Era la primera vez que retiraba el cuero cabelludo y abría el cráneo de un ser humano vivo. Antes de empezar con técnicas microquirúrgicas sofisticadas y delicadas, tenía que atravesar el formidable cráneo. El suelo quedó cubierto de cabello largo y castaño después de rapar a la paciente. Las varillas frías sobre su piel tibia eran un recordatorio de lo invasivo del procedimiento. Después de la anestesia, la mujer no iba a sentir o a recordar nada.

Yo, por el contrario, era totalmente consciente y estaba inmerso en el momento, emocionado y asustado, una mezcla única de sensaciones a la que ya me he acostumbrado pero que hace que, hasta el día de hoy, cada operación de cerebro sea un reto emocionante.
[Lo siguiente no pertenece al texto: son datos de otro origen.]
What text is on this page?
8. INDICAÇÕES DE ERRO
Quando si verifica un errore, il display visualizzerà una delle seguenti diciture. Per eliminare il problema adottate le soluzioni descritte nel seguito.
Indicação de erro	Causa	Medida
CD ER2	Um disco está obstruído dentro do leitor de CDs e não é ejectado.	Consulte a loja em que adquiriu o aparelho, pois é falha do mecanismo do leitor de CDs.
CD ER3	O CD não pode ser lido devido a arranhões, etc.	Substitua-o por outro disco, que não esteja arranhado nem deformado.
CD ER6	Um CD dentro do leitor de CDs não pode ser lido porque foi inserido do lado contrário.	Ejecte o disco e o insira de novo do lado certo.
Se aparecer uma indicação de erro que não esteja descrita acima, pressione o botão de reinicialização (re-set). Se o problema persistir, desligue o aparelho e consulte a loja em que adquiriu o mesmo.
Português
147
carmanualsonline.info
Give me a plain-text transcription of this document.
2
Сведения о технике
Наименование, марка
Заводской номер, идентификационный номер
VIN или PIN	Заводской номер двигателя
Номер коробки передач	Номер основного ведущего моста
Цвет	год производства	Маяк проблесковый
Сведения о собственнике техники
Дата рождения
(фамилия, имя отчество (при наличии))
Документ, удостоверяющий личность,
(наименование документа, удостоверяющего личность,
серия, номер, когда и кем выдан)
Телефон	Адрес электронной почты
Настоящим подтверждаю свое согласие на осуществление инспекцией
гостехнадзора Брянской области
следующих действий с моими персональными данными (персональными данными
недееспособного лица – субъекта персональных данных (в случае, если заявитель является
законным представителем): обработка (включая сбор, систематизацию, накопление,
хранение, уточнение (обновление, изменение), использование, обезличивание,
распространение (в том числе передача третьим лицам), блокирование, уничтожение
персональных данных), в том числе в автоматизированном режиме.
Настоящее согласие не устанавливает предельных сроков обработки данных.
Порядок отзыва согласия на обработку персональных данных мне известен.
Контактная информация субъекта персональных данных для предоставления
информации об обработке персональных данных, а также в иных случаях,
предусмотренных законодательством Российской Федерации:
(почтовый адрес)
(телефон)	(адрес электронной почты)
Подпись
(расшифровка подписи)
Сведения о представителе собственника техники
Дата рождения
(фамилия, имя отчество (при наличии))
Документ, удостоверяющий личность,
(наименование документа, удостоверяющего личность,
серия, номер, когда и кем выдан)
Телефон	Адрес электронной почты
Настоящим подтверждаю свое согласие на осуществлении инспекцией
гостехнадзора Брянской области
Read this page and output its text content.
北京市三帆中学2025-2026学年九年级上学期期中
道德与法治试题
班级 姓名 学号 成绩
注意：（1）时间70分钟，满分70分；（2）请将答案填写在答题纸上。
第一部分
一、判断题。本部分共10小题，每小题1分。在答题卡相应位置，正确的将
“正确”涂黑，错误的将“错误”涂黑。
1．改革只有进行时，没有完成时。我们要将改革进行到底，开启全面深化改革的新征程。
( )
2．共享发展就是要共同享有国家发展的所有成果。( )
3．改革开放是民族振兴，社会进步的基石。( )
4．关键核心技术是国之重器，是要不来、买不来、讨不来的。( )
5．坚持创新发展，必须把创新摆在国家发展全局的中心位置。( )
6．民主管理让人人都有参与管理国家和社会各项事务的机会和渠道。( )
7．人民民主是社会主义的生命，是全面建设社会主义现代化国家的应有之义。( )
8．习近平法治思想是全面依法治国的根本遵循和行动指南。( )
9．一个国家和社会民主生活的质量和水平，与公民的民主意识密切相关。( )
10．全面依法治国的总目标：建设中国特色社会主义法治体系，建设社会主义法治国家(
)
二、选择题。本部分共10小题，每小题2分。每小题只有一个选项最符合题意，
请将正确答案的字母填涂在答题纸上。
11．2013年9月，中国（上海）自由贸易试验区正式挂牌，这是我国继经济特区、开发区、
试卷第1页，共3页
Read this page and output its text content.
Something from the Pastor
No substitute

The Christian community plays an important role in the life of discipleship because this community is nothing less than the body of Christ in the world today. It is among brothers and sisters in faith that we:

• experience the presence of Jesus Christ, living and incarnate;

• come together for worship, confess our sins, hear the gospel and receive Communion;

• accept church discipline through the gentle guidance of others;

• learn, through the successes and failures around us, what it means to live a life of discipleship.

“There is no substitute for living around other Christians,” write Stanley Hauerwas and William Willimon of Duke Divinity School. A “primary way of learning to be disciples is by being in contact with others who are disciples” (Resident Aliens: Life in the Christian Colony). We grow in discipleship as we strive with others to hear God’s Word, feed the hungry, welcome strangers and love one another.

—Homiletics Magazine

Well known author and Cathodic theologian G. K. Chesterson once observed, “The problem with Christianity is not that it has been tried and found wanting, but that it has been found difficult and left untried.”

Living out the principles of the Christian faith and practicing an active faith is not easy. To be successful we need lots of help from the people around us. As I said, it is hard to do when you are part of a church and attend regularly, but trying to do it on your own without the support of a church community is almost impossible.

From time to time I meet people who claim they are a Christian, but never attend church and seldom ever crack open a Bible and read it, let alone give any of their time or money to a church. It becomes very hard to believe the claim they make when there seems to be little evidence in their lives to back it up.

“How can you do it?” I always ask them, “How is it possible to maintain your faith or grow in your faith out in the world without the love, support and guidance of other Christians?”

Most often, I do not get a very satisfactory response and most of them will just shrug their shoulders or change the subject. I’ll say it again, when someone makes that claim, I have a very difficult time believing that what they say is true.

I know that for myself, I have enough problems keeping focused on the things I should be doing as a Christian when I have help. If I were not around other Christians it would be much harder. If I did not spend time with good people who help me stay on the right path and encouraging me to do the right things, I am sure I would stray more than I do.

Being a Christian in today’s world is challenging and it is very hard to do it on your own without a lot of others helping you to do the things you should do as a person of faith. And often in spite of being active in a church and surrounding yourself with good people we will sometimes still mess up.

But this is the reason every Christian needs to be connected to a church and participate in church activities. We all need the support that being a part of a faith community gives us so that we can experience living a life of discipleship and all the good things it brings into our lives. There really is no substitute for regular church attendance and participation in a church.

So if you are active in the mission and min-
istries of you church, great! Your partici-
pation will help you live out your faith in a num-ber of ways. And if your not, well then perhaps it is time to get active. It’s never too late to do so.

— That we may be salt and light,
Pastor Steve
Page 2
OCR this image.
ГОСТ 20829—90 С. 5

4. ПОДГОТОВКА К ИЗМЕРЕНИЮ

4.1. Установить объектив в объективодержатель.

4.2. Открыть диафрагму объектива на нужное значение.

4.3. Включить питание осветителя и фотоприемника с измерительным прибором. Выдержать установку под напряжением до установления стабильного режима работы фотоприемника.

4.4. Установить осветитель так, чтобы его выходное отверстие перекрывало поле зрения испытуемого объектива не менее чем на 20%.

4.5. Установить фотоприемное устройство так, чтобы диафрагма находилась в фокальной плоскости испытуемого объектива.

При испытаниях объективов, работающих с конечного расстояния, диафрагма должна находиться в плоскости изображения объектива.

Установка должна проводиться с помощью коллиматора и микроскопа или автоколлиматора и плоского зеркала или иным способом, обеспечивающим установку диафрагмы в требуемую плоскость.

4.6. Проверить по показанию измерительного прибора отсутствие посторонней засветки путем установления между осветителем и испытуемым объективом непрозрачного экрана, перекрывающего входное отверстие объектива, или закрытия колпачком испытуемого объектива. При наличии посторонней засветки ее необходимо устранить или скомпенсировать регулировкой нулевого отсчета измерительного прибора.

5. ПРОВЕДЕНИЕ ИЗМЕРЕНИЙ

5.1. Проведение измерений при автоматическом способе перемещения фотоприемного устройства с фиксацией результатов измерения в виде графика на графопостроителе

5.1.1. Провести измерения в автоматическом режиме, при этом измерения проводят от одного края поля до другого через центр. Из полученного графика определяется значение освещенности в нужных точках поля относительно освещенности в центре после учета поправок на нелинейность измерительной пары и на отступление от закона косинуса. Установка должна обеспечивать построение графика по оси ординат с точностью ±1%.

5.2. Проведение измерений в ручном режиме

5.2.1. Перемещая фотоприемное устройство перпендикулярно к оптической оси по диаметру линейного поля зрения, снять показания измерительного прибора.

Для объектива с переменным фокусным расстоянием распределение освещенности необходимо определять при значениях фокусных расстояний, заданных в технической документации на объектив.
Antes de llegar al quirófano, la mujer no podía mover el brazo izquierdo y los médicos encontraron una "masa" en su tomografía cerebral. La mandé a hacerse una resonancia magnética funcional que reveló que era una bolita de tejido cerebral anormal que ya no seguía las reglas y crecía sin respetar la arquitectura natural y elegante del cerebro. Era un tumor. Por suerte, no era cáncer. Pero estaba en una parte muy importante del cerebro.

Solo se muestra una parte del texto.